The IEA’s subsequent analysis recorded that electricity demand from data centres rose 17% in 2025 alone, with AI-focused facilities climbing faster still, well outpacing the 3% growth in global electricity demand overall. Crucially for any enterprise contemplating its own build, the IEA noted that the share of cooling systems in total data centre consumption ranges from about 7% in efficient hyperscale facilities to over 30% in less efficient enterprise data centres, a spread that quantifies precisely the penalty an unprepared operator pays for underestimating the physical layer.
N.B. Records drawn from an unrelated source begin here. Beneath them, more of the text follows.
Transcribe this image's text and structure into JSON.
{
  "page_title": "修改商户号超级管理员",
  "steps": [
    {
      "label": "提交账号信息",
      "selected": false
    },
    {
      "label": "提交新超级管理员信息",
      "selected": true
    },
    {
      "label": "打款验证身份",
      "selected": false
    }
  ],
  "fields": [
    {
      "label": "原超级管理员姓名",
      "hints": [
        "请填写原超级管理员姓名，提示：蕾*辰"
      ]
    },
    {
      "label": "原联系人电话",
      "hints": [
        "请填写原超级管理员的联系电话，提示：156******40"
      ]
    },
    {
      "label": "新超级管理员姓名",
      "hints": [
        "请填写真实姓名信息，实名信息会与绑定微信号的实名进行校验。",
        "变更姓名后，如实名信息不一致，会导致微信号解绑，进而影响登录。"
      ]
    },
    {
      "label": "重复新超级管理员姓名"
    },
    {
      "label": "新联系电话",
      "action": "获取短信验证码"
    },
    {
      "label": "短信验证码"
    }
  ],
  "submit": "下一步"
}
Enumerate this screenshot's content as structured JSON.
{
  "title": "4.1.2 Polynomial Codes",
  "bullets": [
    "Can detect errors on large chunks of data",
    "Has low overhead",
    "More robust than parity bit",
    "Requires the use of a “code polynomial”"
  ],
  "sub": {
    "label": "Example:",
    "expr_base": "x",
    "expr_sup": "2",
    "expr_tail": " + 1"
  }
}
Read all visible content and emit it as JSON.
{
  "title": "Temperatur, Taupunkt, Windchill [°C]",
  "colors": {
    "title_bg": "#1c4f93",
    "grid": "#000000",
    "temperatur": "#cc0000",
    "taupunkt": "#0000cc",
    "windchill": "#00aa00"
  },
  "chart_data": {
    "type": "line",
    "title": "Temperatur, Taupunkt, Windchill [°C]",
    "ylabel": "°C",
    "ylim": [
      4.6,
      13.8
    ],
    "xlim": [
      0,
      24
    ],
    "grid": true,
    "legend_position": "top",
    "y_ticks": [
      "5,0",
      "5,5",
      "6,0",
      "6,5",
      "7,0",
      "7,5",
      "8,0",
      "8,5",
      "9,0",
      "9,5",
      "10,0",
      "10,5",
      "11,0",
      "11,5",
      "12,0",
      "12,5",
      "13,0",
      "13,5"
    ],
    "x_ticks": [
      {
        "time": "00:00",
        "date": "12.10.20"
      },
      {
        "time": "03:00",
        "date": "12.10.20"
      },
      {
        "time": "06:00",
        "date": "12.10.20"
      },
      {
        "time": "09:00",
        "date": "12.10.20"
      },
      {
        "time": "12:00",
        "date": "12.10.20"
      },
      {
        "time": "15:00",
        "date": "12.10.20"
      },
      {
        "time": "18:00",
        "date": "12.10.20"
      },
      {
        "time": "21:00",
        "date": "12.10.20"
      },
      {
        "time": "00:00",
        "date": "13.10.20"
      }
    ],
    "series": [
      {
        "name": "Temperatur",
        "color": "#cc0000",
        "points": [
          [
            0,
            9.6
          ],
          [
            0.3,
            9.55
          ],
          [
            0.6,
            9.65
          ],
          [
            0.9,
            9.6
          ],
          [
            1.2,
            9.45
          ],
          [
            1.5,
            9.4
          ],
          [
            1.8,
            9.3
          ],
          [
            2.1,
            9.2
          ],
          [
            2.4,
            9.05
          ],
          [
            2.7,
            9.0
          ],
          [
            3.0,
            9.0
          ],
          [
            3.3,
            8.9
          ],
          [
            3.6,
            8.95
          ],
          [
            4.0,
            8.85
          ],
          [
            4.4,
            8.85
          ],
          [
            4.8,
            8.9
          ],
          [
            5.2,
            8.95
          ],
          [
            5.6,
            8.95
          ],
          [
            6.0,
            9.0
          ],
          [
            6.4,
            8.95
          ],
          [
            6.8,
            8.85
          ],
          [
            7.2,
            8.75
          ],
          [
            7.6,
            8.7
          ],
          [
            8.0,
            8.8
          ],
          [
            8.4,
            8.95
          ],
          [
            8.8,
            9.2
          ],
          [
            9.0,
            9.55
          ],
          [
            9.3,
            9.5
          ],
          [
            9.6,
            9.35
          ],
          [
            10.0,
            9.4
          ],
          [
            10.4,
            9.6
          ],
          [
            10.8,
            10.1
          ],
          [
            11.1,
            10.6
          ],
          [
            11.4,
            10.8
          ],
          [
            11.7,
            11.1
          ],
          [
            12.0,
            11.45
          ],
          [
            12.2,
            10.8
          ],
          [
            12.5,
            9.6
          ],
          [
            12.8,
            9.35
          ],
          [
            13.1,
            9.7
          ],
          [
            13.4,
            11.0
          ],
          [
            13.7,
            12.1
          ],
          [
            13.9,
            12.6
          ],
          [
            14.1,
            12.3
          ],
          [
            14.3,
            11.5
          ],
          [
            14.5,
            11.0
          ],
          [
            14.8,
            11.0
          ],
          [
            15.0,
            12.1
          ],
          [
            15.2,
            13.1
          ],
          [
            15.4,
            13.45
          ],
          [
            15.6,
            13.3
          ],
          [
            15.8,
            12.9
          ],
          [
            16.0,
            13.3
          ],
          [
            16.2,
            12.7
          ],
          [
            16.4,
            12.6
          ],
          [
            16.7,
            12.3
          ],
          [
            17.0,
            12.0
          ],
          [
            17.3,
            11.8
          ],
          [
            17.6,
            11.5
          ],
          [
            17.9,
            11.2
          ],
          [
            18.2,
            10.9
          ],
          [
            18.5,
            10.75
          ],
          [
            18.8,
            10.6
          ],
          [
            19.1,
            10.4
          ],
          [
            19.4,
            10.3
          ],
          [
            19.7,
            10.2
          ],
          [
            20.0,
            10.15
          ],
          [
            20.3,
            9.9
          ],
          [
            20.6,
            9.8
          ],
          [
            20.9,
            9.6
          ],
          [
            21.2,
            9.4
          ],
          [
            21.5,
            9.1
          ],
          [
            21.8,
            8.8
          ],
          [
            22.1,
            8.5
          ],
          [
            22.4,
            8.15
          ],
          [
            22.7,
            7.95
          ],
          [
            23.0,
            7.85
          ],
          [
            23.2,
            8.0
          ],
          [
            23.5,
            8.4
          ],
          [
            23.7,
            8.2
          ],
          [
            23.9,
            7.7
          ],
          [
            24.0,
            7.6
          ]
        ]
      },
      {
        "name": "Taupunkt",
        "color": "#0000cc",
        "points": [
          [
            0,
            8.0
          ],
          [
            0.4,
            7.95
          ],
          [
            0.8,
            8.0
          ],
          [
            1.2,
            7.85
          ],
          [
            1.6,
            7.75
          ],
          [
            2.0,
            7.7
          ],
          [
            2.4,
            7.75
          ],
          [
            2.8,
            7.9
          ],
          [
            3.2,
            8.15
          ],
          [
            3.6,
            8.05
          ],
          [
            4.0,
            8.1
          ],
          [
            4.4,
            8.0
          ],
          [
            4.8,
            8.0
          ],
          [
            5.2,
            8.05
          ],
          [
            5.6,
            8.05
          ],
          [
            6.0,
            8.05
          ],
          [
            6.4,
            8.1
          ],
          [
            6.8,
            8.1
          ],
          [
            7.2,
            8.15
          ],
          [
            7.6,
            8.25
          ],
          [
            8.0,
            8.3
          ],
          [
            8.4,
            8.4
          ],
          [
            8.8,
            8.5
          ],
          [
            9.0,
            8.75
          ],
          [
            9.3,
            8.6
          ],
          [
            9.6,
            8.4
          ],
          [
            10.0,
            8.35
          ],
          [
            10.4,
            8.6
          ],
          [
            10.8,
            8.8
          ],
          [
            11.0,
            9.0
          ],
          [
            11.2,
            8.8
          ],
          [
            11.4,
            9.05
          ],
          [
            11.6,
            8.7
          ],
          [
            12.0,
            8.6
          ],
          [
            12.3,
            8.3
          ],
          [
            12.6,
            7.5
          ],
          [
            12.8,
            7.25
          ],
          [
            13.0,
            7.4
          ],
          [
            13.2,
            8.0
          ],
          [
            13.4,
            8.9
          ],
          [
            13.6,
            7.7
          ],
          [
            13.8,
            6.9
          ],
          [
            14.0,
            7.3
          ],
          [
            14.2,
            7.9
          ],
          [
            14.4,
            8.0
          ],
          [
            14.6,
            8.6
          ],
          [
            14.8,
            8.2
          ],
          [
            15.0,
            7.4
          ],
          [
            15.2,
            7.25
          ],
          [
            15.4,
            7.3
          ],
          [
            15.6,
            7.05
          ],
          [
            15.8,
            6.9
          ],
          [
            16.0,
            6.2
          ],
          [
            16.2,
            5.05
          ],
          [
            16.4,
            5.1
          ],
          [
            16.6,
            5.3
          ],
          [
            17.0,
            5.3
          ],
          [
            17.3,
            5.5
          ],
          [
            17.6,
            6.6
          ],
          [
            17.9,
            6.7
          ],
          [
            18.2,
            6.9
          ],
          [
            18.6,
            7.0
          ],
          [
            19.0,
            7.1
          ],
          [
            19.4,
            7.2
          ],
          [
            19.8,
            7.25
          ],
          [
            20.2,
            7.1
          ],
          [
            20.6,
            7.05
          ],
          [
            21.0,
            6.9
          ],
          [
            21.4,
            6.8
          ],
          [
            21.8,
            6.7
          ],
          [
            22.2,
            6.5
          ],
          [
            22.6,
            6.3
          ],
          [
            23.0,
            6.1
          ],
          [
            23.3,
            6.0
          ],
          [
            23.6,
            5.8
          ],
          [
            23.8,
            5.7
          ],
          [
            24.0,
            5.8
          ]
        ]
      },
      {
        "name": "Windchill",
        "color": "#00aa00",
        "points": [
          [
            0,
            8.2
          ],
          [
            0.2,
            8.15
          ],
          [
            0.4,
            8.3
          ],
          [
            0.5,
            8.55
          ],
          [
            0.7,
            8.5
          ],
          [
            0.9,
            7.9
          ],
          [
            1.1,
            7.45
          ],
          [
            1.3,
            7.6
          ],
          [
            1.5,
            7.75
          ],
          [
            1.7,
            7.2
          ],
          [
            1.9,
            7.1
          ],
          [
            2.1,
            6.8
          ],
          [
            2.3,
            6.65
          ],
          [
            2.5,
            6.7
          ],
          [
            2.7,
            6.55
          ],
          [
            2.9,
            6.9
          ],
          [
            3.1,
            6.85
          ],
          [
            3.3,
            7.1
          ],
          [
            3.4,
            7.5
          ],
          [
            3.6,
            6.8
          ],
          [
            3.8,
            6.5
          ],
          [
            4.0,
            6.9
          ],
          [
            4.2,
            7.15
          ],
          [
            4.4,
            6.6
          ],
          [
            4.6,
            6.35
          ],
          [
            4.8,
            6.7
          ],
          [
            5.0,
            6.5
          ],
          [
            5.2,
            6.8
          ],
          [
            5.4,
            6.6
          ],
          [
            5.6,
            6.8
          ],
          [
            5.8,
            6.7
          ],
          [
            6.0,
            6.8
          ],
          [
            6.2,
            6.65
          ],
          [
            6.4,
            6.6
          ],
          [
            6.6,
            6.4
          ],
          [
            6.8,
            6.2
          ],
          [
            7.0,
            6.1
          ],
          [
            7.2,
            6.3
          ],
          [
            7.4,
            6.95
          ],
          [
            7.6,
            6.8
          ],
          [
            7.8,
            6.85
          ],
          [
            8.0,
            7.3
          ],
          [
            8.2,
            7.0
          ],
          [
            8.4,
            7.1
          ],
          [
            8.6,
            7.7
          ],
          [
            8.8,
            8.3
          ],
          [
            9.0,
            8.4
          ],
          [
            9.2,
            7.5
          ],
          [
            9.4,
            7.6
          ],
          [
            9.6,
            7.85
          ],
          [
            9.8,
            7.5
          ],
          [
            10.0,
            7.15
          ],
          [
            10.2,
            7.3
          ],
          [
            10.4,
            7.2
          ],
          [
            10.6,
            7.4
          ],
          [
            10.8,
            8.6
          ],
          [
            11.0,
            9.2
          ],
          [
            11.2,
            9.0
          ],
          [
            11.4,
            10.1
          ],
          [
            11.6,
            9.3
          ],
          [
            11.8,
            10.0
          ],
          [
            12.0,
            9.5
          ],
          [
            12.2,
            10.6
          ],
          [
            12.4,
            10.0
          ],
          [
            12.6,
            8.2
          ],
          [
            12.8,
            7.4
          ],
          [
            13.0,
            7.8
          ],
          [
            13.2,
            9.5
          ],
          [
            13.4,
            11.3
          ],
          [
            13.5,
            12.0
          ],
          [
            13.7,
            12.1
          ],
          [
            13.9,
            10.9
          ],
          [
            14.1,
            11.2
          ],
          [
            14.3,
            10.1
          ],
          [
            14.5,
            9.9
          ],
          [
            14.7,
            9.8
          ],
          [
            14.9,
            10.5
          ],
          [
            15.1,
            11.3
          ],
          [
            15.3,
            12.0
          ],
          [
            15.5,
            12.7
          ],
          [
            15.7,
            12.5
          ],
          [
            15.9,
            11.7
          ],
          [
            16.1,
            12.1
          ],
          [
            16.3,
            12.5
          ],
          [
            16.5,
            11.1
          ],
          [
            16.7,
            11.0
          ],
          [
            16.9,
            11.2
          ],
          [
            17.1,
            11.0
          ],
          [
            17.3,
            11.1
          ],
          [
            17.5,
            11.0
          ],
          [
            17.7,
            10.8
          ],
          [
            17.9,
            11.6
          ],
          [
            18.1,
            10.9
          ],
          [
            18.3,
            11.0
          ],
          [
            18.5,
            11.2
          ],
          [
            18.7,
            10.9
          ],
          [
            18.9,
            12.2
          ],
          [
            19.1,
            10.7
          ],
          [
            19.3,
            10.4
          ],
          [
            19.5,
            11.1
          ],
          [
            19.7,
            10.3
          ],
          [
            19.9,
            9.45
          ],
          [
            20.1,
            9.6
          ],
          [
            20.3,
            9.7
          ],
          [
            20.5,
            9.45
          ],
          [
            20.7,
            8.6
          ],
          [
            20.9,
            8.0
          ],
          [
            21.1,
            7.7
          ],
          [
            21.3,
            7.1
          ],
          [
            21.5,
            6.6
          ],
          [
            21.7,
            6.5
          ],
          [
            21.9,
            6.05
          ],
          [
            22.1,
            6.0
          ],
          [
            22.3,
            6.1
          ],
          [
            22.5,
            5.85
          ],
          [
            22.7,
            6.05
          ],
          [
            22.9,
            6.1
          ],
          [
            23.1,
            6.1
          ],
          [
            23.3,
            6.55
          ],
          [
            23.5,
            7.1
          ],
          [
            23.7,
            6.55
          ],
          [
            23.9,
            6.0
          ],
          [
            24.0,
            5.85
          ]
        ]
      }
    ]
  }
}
That figure is the quiet heart of the whole movement. An enterprise repatriating workloads to reclaim cost predictability and sovereignty can surrender both if its facility runs cooling at four times the overhead of the hyperscaler it left. The desert climate of the Gulf sharpens that risk rather than softening it, which is why market analysis of the Saudi data centre sector has flagged water-frugal and hybrid cooling design as a genuine competitive differentiator rather than a technical footnote.
The unbundling of the hyperscalers, in other words, does not free enterprises from the hyperscalers’ hardest problem. It hands that problem to them. The organisations that recognise this early, and treat power and cooling as a first-order architectural decision rather than a procurement detail settled after the GPUs are chosen, are the ones for whom the economics of independence will actually hold. Al Khonaizi’s wager and Submer’s roadmap is that the rest will learn it the expensive way.